The so called Laffer-Khaldun curve is a well known weapon of argument within the monetarist arsenal for reduced high level taxation, which is viewed as inevitably political and arithmetically futile. Indeed there is proof to this position (see UK high rate income tax receipts in the 60's, vs 80's). In latter times as we esckew these tenets and veer towards ‘Keynsian’ principles it's validity is now questioned.

The supply side of the UK fuel industry has been over refined for the past 35 years at least. Declining demand, has also suppressed crude and 'spot' prices, as these forces combine. Meanwhile, the 'price setter' in the oligopolistic retail price chain has shifted from Oil Company directly operated filling station chains, to the Grocers, further reducing pump prices.
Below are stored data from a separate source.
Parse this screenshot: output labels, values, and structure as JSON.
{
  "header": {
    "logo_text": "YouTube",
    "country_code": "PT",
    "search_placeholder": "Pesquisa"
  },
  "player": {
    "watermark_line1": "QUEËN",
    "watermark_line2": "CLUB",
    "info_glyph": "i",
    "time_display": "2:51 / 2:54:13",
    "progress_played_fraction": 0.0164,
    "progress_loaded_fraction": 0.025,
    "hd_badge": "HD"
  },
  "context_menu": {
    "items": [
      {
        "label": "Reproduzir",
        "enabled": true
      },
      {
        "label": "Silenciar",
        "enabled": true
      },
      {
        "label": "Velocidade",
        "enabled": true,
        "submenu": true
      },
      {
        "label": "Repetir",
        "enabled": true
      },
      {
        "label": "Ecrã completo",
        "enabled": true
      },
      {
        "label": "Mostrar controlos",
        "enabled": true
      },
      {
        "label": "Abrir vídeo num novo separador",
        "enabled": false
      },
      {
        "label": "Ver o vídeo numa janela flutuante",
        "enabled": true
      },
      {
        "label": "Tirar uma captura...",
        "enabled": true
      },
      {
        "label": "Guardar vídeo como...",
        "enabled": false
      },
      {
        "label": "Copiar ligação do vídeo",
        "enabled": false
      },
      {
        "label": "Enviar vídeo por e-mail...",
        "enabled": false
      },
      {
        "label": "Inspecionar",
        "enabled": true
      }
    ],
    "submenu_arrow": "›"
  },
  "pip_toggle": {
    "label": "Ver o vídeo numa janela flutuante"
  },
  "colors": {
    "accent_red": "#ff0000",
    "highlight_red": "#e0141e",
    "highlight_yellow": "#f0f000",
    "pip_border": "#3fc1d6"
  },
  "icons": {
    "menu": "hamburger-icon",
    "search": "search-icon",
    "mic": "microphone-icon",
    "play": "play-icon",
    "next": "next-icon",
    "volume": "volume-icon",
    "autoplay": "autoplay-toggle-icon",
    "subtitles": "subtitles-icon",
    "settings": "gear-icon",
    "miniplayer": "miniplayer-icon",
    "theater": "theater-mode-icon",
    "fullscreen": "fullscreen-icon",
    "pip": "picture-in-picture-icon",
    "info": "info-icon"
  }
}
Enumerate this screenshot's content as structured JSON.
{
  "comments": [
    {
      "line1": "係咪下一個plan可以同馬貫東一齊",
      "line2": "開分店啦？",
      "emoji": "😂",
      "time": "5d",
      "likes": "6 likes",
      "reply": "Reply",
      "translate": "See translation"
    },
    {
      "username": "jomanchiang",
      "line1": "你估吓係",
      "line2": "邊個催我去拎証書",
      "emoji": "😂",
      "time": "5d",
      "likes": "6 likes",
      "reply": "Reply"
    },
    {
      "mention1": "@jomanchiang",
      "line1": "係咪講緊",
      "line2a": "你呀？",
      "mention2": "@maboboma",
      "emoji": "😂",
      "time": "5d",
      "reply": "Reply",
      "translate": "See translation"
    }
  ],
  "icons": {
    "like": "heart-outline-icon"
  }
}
For the exchequer, these factors are empirically negative, effecting both Duty and VAT revenue streams - liquidity to a hard-pressed arrears seller, which is what we have become. National Debt has risen from 25 to 60% of GDP since 1990 and has only ever been higher in 1815 and 1945 when we finished fighting Napolean and the Axis powers of WW2. Interest running at 6% of Gross Product and expenditure set to exceed revenue in the long term heralds either more 'Quantitive Easing' (a death knell to Private Pension Funds if your unlucky enough to have one), or substantial hikes in direct taxation, equivalent to at least 1% of GDP.

As Bob Dylan said 'the times they are a changin'.